Enfin, trois mesures sont annoncées pour renforcer les relations entre les maires et les parquets : l’élaboration d’un « protocole » précisant « les modalités de communication et d’information » entre les maires et les parquets, comme le réclame l’AMF. Des modules de formation croisés vont également être mis en place : les magistrats seraient formés au fonctionnement des collectivités, et les élus, au fonctionnement de l’institution judiciaire.
Enfin, le gouvernement se dit favorable à « la possibilité pour les procureurs de disposer d’un espace de communication dans les bulletins municipaux », afin de « favoriser la diffusion d’informations relatives à la politique pénale auprès des administrés des communes et mettre en avant les décisions rendues en matière de violences faites aux élus ». Cette disposition demande une modification de la loi.

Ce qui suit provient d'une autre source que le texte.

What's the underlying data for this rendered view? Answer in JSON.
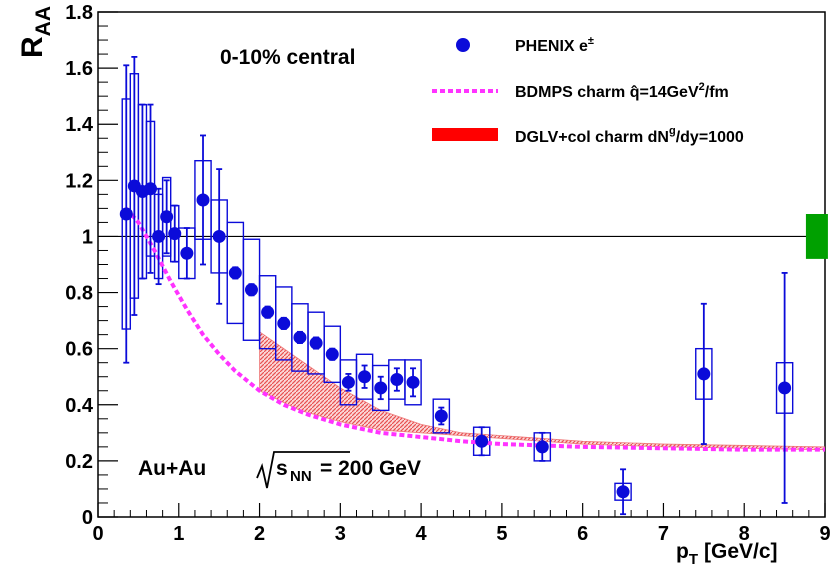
{
  "chart_data": {
    "type": "scatter",
    "title": "",
    "xlabel": "p",
    "xlabel_sub": "T",
    "xlabel_units": "[GeV/c]",
    "ylabel": "R",
    "ylabel_sub": "AA",
    "xlim": [
      0,
      9
    ],
    "ylim": [
      0,
      1.8
    ],
    "x_ticks": [
      0,
      1,
      2,
      3,
      4,
      5,
      6,
      7,
      8,
      9
    ],
    "y_ticks": [
      0,
      0.2,
      0.4,
      0.6,
      0.8,
      1,
      1.2,
      1.4,
      1.6,
      1.8
    ],
    "x_tick_labels": [
      "0",
      "1",
      "2",
      "3",
      "4",
      "5",
      "6",
      "7",
      "8",
      "9"
    ],
    "y_tick_labels": [
      "0",
      "0.2",
      "0.4",
      "0.6",
      "0.8",
      "1",
      "1.2",
      "1.4",
      "1.6",
      "1.8"
    ],
    "reference_line": 1,
    "annotations": {
      "centrality": "0-10% central",
      "system": "Au+Au",
      "sqrt_s": "s",
      "sqrt_s_sub": "NN",
      "energy": "= 200 GeV"
    },
    "legend": {
      "placement": "top-right",
      "entries": [
        {
          "text": "PHENIX e",
          "sup": "±"
        },
        {
          "text": "BDMPS charm q̂=14GeV",
          "sup": "2",
          "tail": "/fm"
        },
        {
          "text": "DGLV+col charm dN",
          "sup": "g",
          "tail": "/dy=1000"
        }
      ]
    },
    "colors": {
      "data": "#0b0bd9",
      "bdmps": "#ff33ff",
      "dglv_band": "#f06464",
      "norm_box": "#00a000",
      "refline": "#000000"
    },
    "series": [
      {
        "kind": "points",
        "points": [
          {
            "x": 0.35,
            "y": 1.08,
            "err": 0.53,
            "sys": 0.41
          },
          {
            "x": 0.45,
            "y": 1.18,
            "err": 0.46,
            "sys": 0.4
          },
          {
            "x": 0.55,
            "y": 1.16,
            "err": 0.31,
            "sys": 0.31
          },
          {
            "x": 0.65,
            "y": 1.17,
            "err": 0.3,
            "sys": 0.24
          },
          {
            "x": 0.75,
            "y": 1.0,
            "err": 0.17,
            "sys": 0.15
          },
          {
            "x": 0.85,
            "y": 1.07,
            "err": 0.13,
            "sys": 0.14
          },
          {
            "x": 0.95,
            "y": 1.01,
            "err": 0.1,
            "sys": 0.1
          },
          {
            "x": 1.1,
            "y": 0.94,
            "err": 0.09,
            "sys": 0.09
          },
          {
            "x": 1.3,
            "y": 1.13,
            "err": 0.23,
            "sys": 0.14
          },
          {
            "x": 1.5,
            "y": 1.0,
            "err": 0.24,
            "sys": 0.13
          },
          {
            "x": 1.7,
            "y": 0.87,
            "err": 0.02,
            "sys": 0.18
          },
          {
            "x": 1.9,
            "y": 0.81,
            "err": 0.02,
            "sys": 0.18
          },
          {
            "x": 2.1,
            "y": 0.73,
            "err": 0.02,
            "sys": 0.13
          },
          {
            "x": 2.3,
            "y": 0.69,
            "err": 0.02,
            "sys": 0.13
          },
          {
            "x": 2.5,
            "y": 0.64,
            "err": 0.02,
            "sys": 0.12
          },
          {
            "x": 2.7,
            "y": 0.62,
            "err": 0.02,
            "sys": 0.11
          },
          {
            "x": 2.9,
            "y": 0.58,
            "err": 0.02,
            "sys": 0.1
          },
          {
            "x": 3.1,
            "y": 0.48,
            "err": 0.03,
            "sys": 0.08
          },
          {
            "x": 3.3,
            "y": 0.5,
            "err": 0.04,
            "sys": 0.08
          },
          {
            "x": 3.5,
            "y": 0.46,
            "err": 0.04,
            "sys": 0.08
          },
          {
            "x": 3.7,
            "y": 0.49,
            "err": 0.04,
            "sys": 0.07
          },
          {
            "x": 3.9,
            "y": 0.48,
            "err": 0.05,
            "sys": 0.08
          },
          {
            "x": 4.25,
            "y": 0.36,
            "err": 0.03,
            "sys": 0.06
          },
          {
            "x": 4.75,
            "y": 0.27,
            "err": 0.05,
            "sys": 0.05
          },
          {
            "x": 5.5,
            "y": 0.25,
            "err": 0.05,
            "sys": 0.05
          },
          {
            "x": 6.5,
            "y": 0.09,
            "err": 0.08,
            "sys": 0.03
          },
          {
            "x": 7.5,
            "y": 0.51,
            "err": 0.25,
            "sys": 0.09
          },
          {
            "x": 8.5,
            "y": 0.46,
            "err": 0.41,
            "sys": 0.09
          }
        ]
      },
      {
        "kind": "band",
        "x": [
          2.0,
          2.5,
          3.0,
          3.5,
          4.0,
          4.5,
          5.0,
          5.5,
          6.0,
          7.0,
          8.0,
          9.0
        ],
        "lower": [
          0.45,
          0.38,
          0.34,
          0.31,
          0.3,
          0.29,
          0.28,
          0.27,
          0.26,
          0.25,
          0.245,
          0.24
        ],
        "upper": [
          0.66,
          0.56,
          0.46,
          0.38,
          0.33,
          0.3,
          0.29,
          0.28,
          0.27,
          0.26,
          0.255,
          0.25
        ]
      },
      {
        "kind": "curve",
        "x": [
          0.35,
          0.5,
          0.7,
          0.9,
          1.1,
          1.3,
          1.5,
          1.7,
          2.0,
          2.3,
          2.6,
          3.0,
          3.5,
          4.0,
          4.5,
          5.0,
          6.0,
          7.0,
          8.0,
          9.0
        ],
        "y": [
          1.1,
          1.05,
          0.95,
          0.84,
          0.74,
          0.65,
          0.58,
          0.52,
          0.45,
          0.4,
          0.365,
          0.33,
          0.3,
          0.285,
          0.27,
          0.26,
          0.25,
          0.245,
          0.24,
          0.24
        ]
      },
      {
        "kind": "normalization",
        "x": 8.9,
        "y_low": 0.92,
        "y_high": 1.08
      }
    ]
  }
}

Pas de plateforme nationale
Une déception, pour l’AMF, dans ce train de mesures intéressantes : sa demande de voir mise en place une plate-forme nationale de signalement et d’enregistrement des atteintes contre les élus ne figure pas dans ce nouveau plan. Pourtant, en mai, le ministère de l’Intérieur avait indiqué à Maire info que ses services étaient favorables à la mesure mais devaient en étudier la faisabilité « technique et juridique ». Ces travaux n’ont, semble-t-il, pas abouti.
Il reste aussi à savoir quand ces mesures pourront être mises en œuvre. Tout ce qui relève d’instructions ou de circulaires ministérielles pourrait aller assez vite. Les mesures législatives, en revanche, prendront plus de temps : Dominique Faure indiquait, en début de semaine, qu’il serait difficile de trouver une niche parlementaire pour débattre de ces propositions de loi avant le mois d’octobre.